Pour répondre à l'un des principes de l'habitat inclusif, l'internat Anne de Bretagne projette d'adosser un espace de vie sociale et partagée aux logements groupés (les logements de l'immeuble dans lequel se trouve l'internat) et diffus (des logements dans un rayon de 750 m autour de l'internat). Il s'agit de permettre aux personnes accompagnées d'être titulaires de leur bail et de leur offrir une autonomie, en proposant des logements individuels adaptés dans un environnement résidentiel de qualité. Les logements se situeront dans les rues adjacentes à l'internat.

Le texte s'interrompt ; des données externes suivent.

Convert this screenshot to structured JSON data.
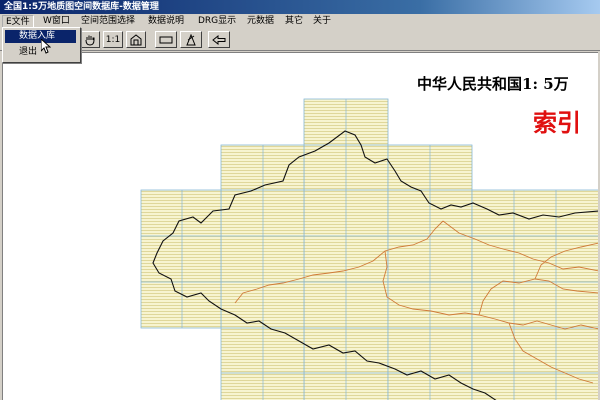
{
  "window": {
    "title": "全国1:5万地质图空间数据库-数据管理"
  },
  "menubar": {
    "items": [
      {
        "label": "E文件"
      },
      {
        "label": "W窗口"
      },
      {
        "label": "空间范围选择"
      },
      {
        "label": "数据说明"
      },
      {
        "label": "DRG显示"
      },
      {
        "label": "元数据"
      },
      {
        "label": "其它"
      },
      {
        "label": "关于"
      }
    ]
  },
  "file_menu": {
    "items": [
      {
        "label": "数据入库"
      },
      {
        "label": "退出"
      }
    ]
  },
  "toolbar": {
    "zoom_label": "1:1",
    "icons": [
      "zoom-out-icon",
      "pan-hand-icon",
      "zoom-reset-icon",
      "full-extent-icon",
      "rectangle-select-icon",
      "polygon-select-icon",
      "back-arrow-icon"
    ]
  },
  "map": {
    "title": "中华人民共和国1: 5万",
    "subtitle": "索引",
    "grid_color": "#87b8d8",
    "fill_color": "#f5f2c8",
    "border_color": "#000000",
    "province_color": "#d07030"
  }
}
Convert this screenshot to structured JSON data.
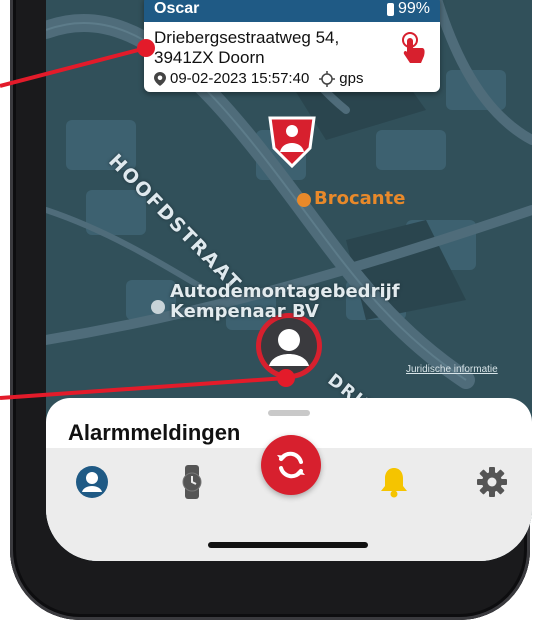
{
  "card": {
    "name": "Oscar",
    "battery": "99%",
    "address_line1": "Driebergsestraatweg 54,",
    "address_line2": "3941ZX Doorn",
    "timestamp": "09-02-2023 15:57:40",
    "source": "gps"
  },
  "map": {
    "street_main": "HOOFDSTRAAT",
    "street_partial": "DRIE",
    "poi_brocante": "Brocante",
    "poi_garage_line1": "Autodemontagebedrijf",
    "poi_garage_line2": "Kempenaar BV",
    "legal_link": "Juridische informatie"
  },
  "sheet": {
    "title": "Alarmmeldingen"
  },
  "tabs": [
    {
      "icon": "person-icon",
      "active": true
    },
    {
      "icon": "watch-icon",
      "active": false
    },
    {
      "icon": "sync-icon",
      "active": false
    },
    {
      "icon": "bell-icon",
      "active": false
    },
    {
      "icon": "gear-icon",
      "active": false
    }
  ],
  "colors": {
    "accent_red": "#d7202e",
    "header_blue": "#1f5a85",
    "poi_orange": "#e8892a",
    "bell_yellow": "#f5c400",
    "active_blue": "#1f5a85"
  }
}
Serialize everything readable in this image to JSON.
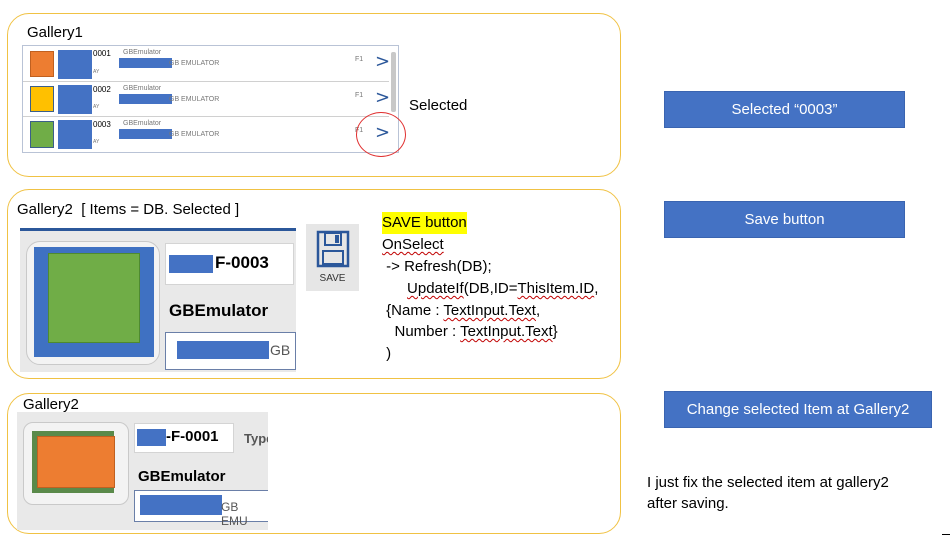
{
  "gallery1": {
    "title": "Gallery1",
    "rows": [
      {
        "id": "0001",
        "name": "GBEmulator",
        "desc": "GB EMULATOR",
        "sub": "AY",
        "tag": "F1",
        "color": "#ed7d31"
      },
      {
        "id": "0002",
        "name": "GBEmulator",
        "desc": "GB EMULATOR",
        "sub": "AY",
        "tag": "F1",
        "color": "#ffc000"
      },
      {
        "id": "0003",
        "name": "GBEmulator",
        "desc": "GB EMULATOR",
        "sub": "AY",
        "tag": "F1",
        "color": "#70ad47"
      }
    ],
    "selected_note": "Selected"
  },
  "gallery2_top": {
    "title": "Gallery2  [ Items = DB. Selected ]",
    "item_code": "F-0003",
    "name": "GBEmulator",
    "input_suffix": "GB",
    "image_color": "#70ad47"
  },
  "save_icon": {
    "label": "SAVE"
  },
  "code": {
    "heading": "SAVE button",
    "line1": "OnSelect",
    "line2": " -> Refresh(DB);",
    "line3_pre": "      ",
    "line3_a": "UpdateIf",
    "line3_b": "(DB,ID=",
    "line3_c": "ThisItem.ID",
    "line3_d": ",",
    "line4_pre": " {Name : ",
    "line4_a": "TextInput.Text",
    "line4_b": ",",
    "line5_pre": "   Number : ",
    "line5_a": "TextInput.Text",
    "line5_b": "}",
    "line6": " )"
  },
  "gallery2_bottom": {
    "title": "Gallery2",
    "item_code": "-F-0001",
    "type_label": "Type",
    "name": "GBEmulator",
    "input_suffix": "GB EMU",
    "image_color": "#ed7d31"
  },
  "buttons": {
    "selected": "Selected “0003”",
    "save": "Save button",
    "change": "Change selected Item at Gallery2"
  },
  "note": {
    "line1": "I just fix the selected item at gallery2",
    "line2": "after saving."
  },
  "colors": {
    "accent_blue": "#4472c4",
    "panel_border": "#f0c244",
    "highlight": "#ffff00"
  }
}
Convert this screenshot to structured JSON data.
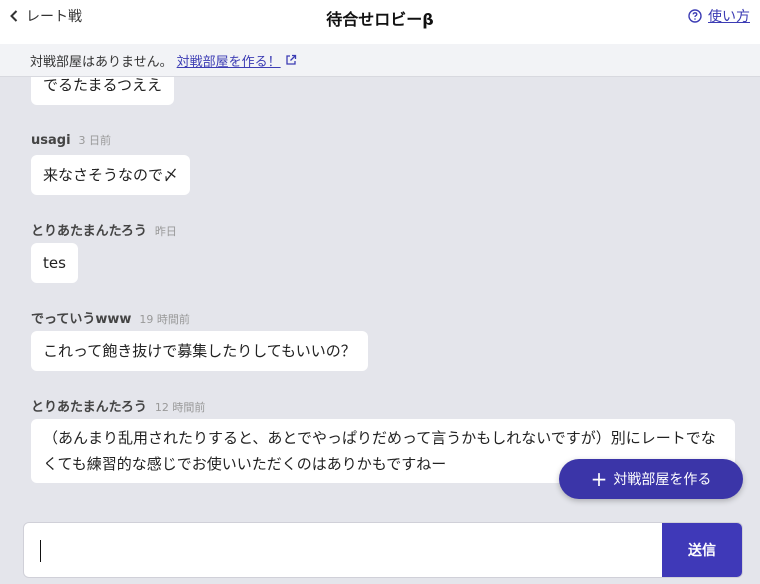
{
  "header": {
    "back_label": "レート戦",
    "title": "待合せロビーβ",
    "help_label": "使い方"
  },
  "notice": {
    "text": "対戦部屋はありません。",
    "link_label": "対戦部屋を作る！"
  },
  "messages": [
    {
      "text": "でるたまるつええ"
    },
    {
      "user": "usagi",
      "time": "3 日前",
      "text": "来なさそうなので〆"
    },
    {
      "user": "とりあたまんたろう",
      "time": "昨日",
      "text": "tes"
    },
    {
      "user": "でっていうwww",
      "time": "19 時間前",
      "text": "これって飽き抜けで募集したりしてもいいの？"
    },
    {
      "user": "とりあたまんたろう",
      "time": "12 時間前",
      "text": "（あんまり乱用されたりすると、あとでやっぱりだめって言うかもしれないですが）別にレートでなくても練習的な感じでお使いいただくのはありかもですねー"
    }
  ],
  "fab": {
    "label": "対戦部屋を作る"
  },
  "composer": {
    "value": "",
    "placeholder": "",
    "send_label": "送信"
  },
  "colors": {
    "accent": "#3b35a8",
    "link": "#3c3cb4",
    "background": "#e4e5eb"
  }
}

Les observations, entretiens et résultats de l'enquête par questionnaire ont fait émerger des propositions, parmi lesquelles on peut retenir : un partenariat avec des producteurs locaux permettrait aux habitants du quartier d'accéder à un panier de fruits, légumes, etc. (AMAP, dépôt de pain…) ; un accompagnement des commerçants, associations et habitants du quartier dans leur démarche d'autonomie, d'accès au numérique et de mise en accessibilité.
En conclusion, le défi de l'habitat inclusif consiste à prendre en compte les expériences d'habiter, les attentes des personnes en situation de handicap en termes d'offre de logements et de qualité de l'environnement résidentiel. C'est dans ce contexte que nous envisageons une recherche action participative permettant d'adapter l'offre d'habitat en direction des personnes handicapées. Fondée sur un protocole méthodologique participatif, cette recherche a pour ambition de prendre en considération les attentes des personnes handicapées elles-mêmes, ainsi que la qualité de l'environnement résidentiel ; celui-ci comprend le logement, l'immeuble et le quartier dans lequel il est situé.